1911 Encyclopædia Britannica/Melanesia
MELANESIA, one of the three great divisions of the oceanic islands in the central and western Pacific. It embraces the Bismarck Archipelago, N.E. of New Guinea, the Louisiade, Solomon, Santa Cruz, New Hebrides and Loyalty islands, New Caledonia, Fiji and intervening small groups. The name (Gr. μέλας, black, and νῆσος, island) is derived from the black colour of the prevailing native race, the Papuan and its allied tribes. Many of these differ widely from the parent race, but all the Melanesian peoples have certain common characteristics which distinguish them sharply from the inhabitants of Polynesia and Micronesia. Their civilization is lower.
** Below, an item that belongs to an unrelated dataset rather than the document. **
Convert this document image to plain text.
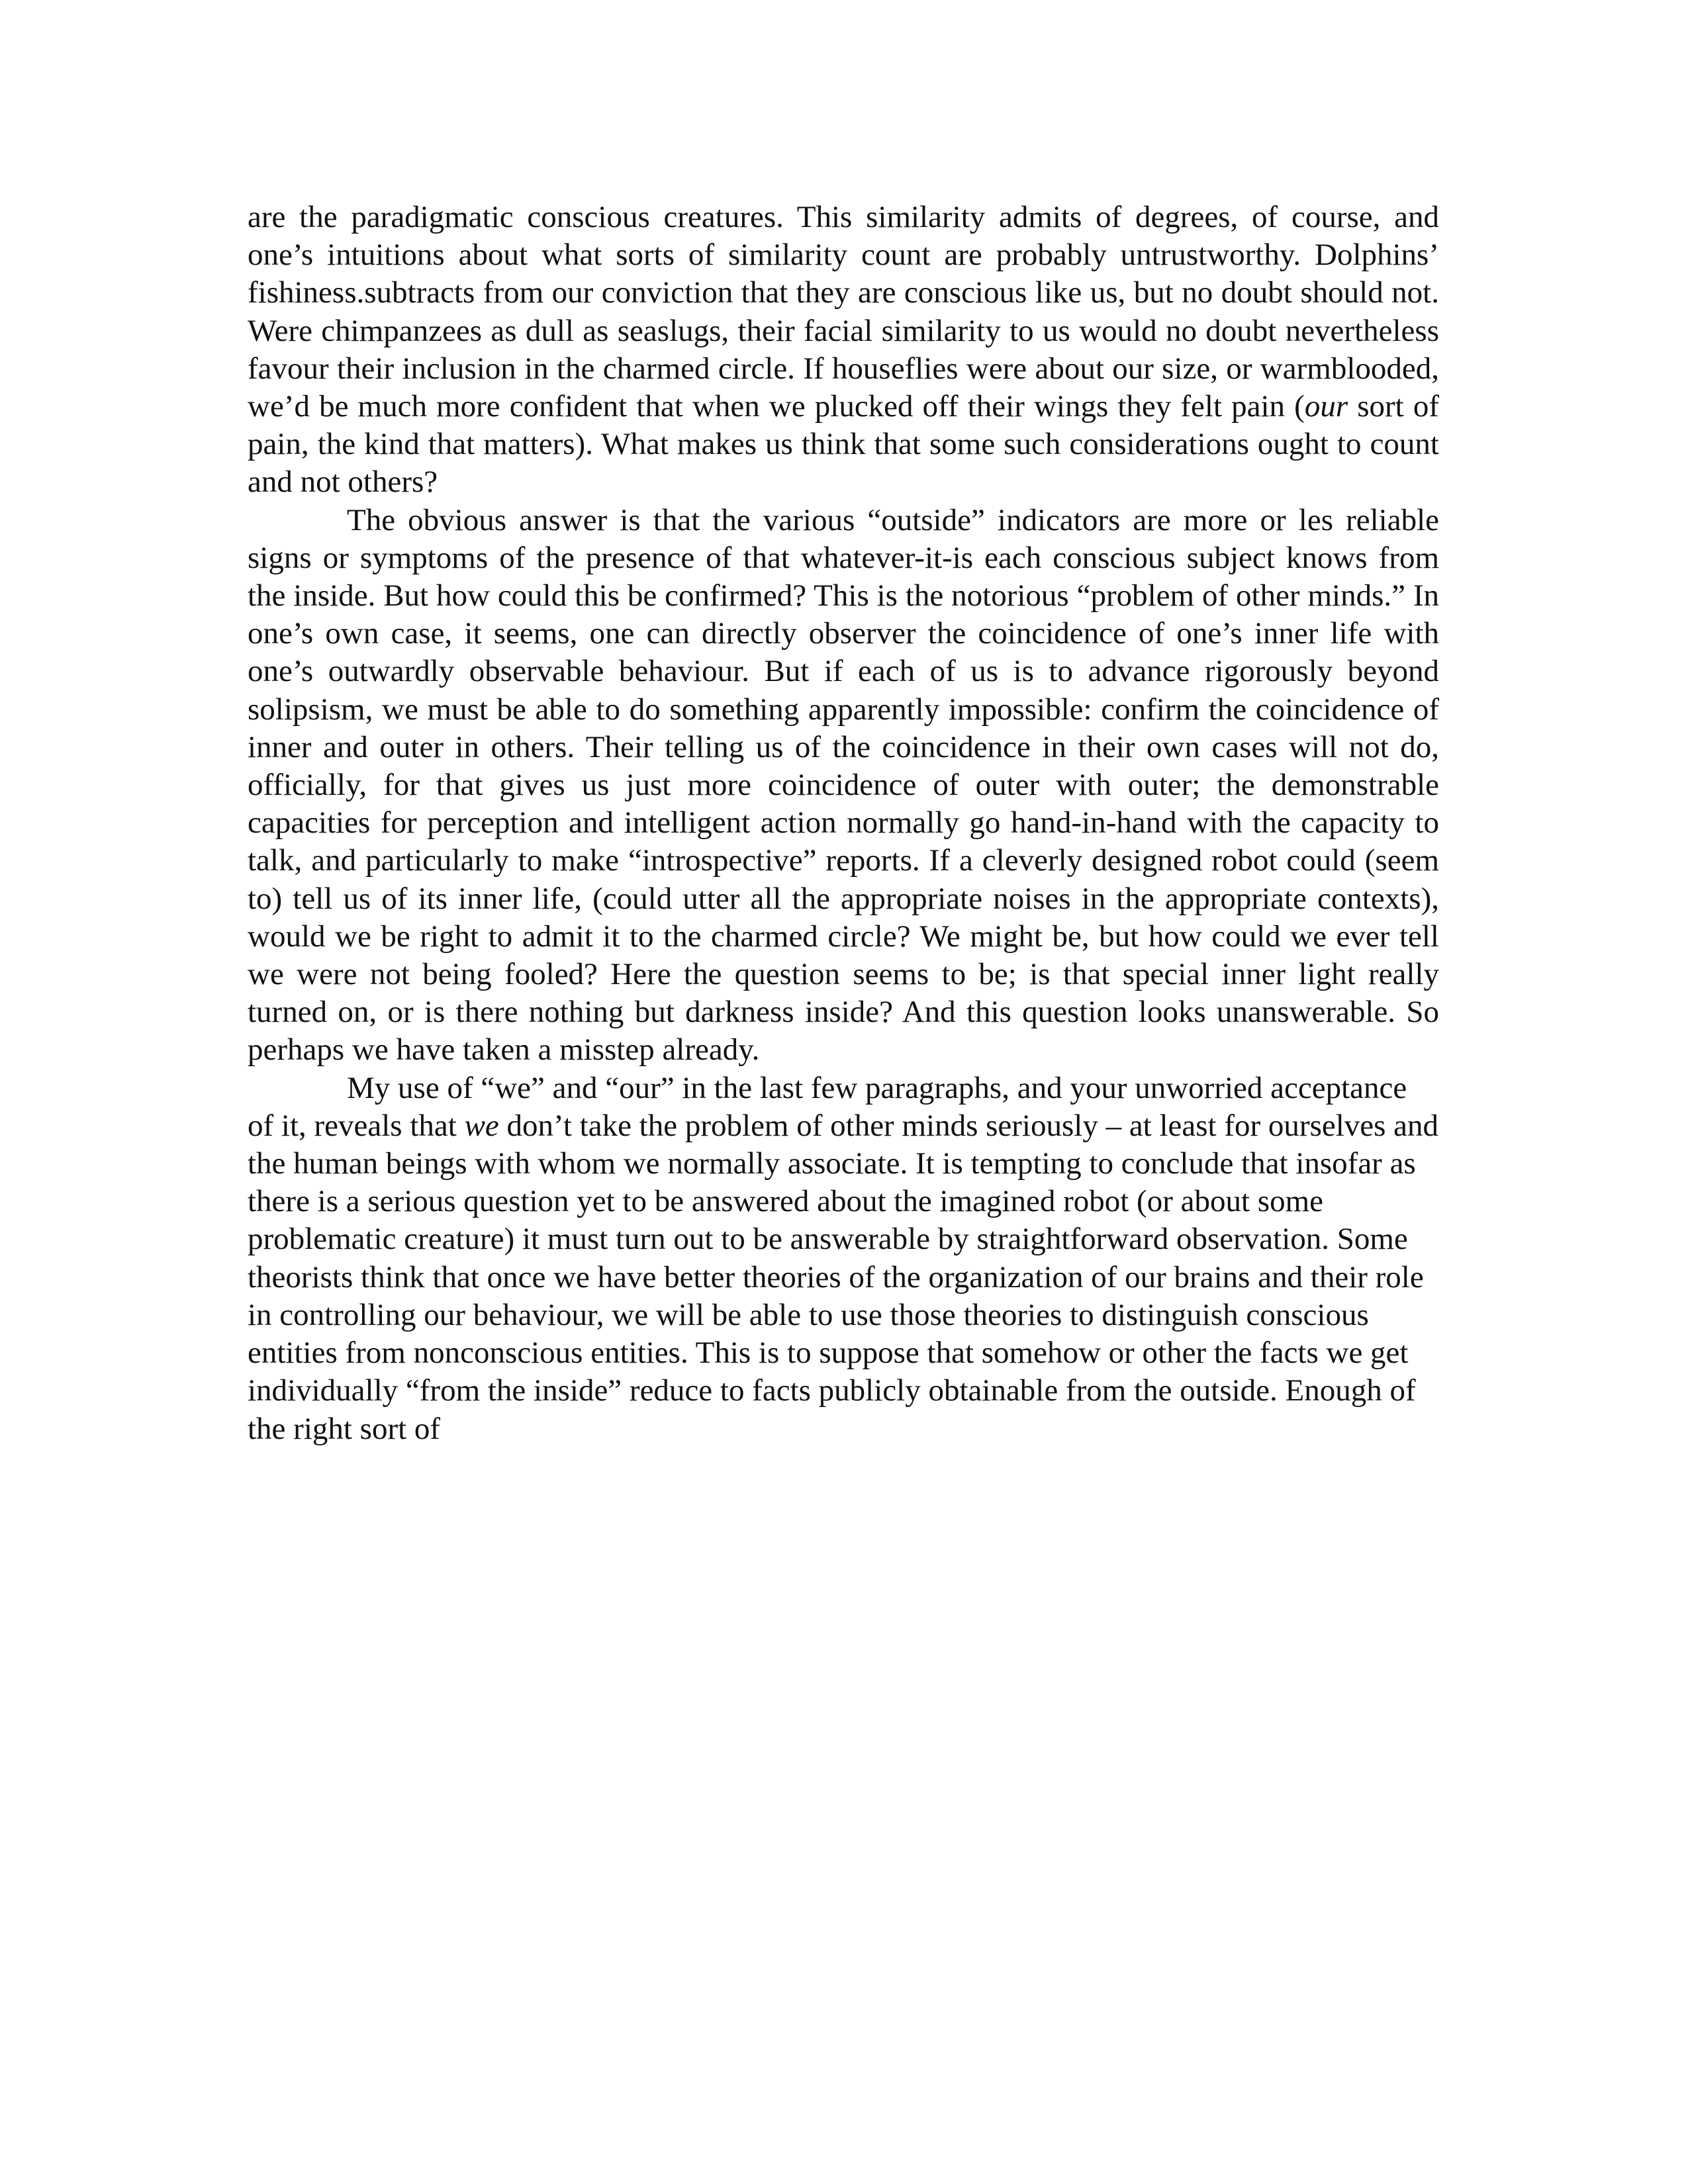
are the paradigmatic conscious creatures. This similarity admits of degrees, of course, and one’s intuitions about what sorts of similarity count are probably untrustworthy. Dolphins’ fishiness.subtracts from our conviction that they are conscious like us, but no doubt should not. Were chimpanzees as dull as seaslugs, their facial similarity to us would no doubt nevertheless favour their inclusion in the charmed circle. If houseflies were about our size, or warmblooded, we’d be much more confident that when we plucked off their wings they felt pain (our sort of pain, the kind that matters). What makes us think that some such considerations ought to count and not others?

The obvious answer is that the various “outside” indicators are more or les reliable signs or symptoms of the presence of that whatever-it-is each conscious subject knows from the inside. But how could this be confirmed? This is the notorious “problem of other minds.” In one’s own case, it seems, one can directly observer the coincidence of one’s inner life with one’s outwardly observable behaviour. But if each of us is to advance rigorously beyond solipsism, we must be able to do something apparently impossible: confirm the coincidence of inner and outer in others. Their telling us of the coincidence in their own cases will not do, officially, for that gives us just more coincidence of outer with outer; the demonstrable capacities for perception and intelligent action normally go hand-in-hand with the capacity to talk, and particularly to make “introspective” reports. If a cleverly designed robot could (seem to) tell us of its inner life, (could utter all the appropriate noises in the appropriate contexts), would we be right to admit it to the charmed circle? We might be, but how could we ever tell we were not being fooled? Here the question seems to be; is that special inner light really turned on, or is there nothing but darkness inside? And this question looks unanswerable. So perhaps we have taken a misstep already.

My use of “we” and “our” in the last few paragraphs, and your unworried acceptance of it, reveals that we don’t take the problem of other minds seriously – at least for ourselves and the human beings with whom we normally associate. It is tempting to conclude that insofar as there is a serious question yet to be answered about the imagined robot (or about some problematic creature) it must turn out to be answerable by straightforward observation. Some theorists think that once we have better theories of the organization of our brains and their role in controlling our behaviour, we will be able to use those theories to distinguish conscious entities from nonconscious entities. This is to suppose that somehow or other the facts we get individually “from the inside” reduce to facts publicly obtainable from the outside. Enough of the right sort of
The Melanesians are mostly “negroid,” nearly black, with crisp, curly hair elaborately dressed; their women hold a much lower position than among the Polynesians; their institutions, social, political and religious, are simpler, their manners ruder; they have few or no traditions; cannibalism, in different degrees, is almost universal; but their artistic skill and taste, as with some of the lower African negroes, are remarkable, and they are amenable to discipline and fair treatment. Their languages, which exhibit considerable difference among themselves, have features which mark them off clearly from the Polynesian, notwithstanding certain fundamental relations with the latter.
See R. H. Codrington, The Melanesian Languages (Oxford, 1885) and The Melanesians (Oxford, 1891); the articles Papuans and Pacific Ocean; also those on the several island-groups, &c.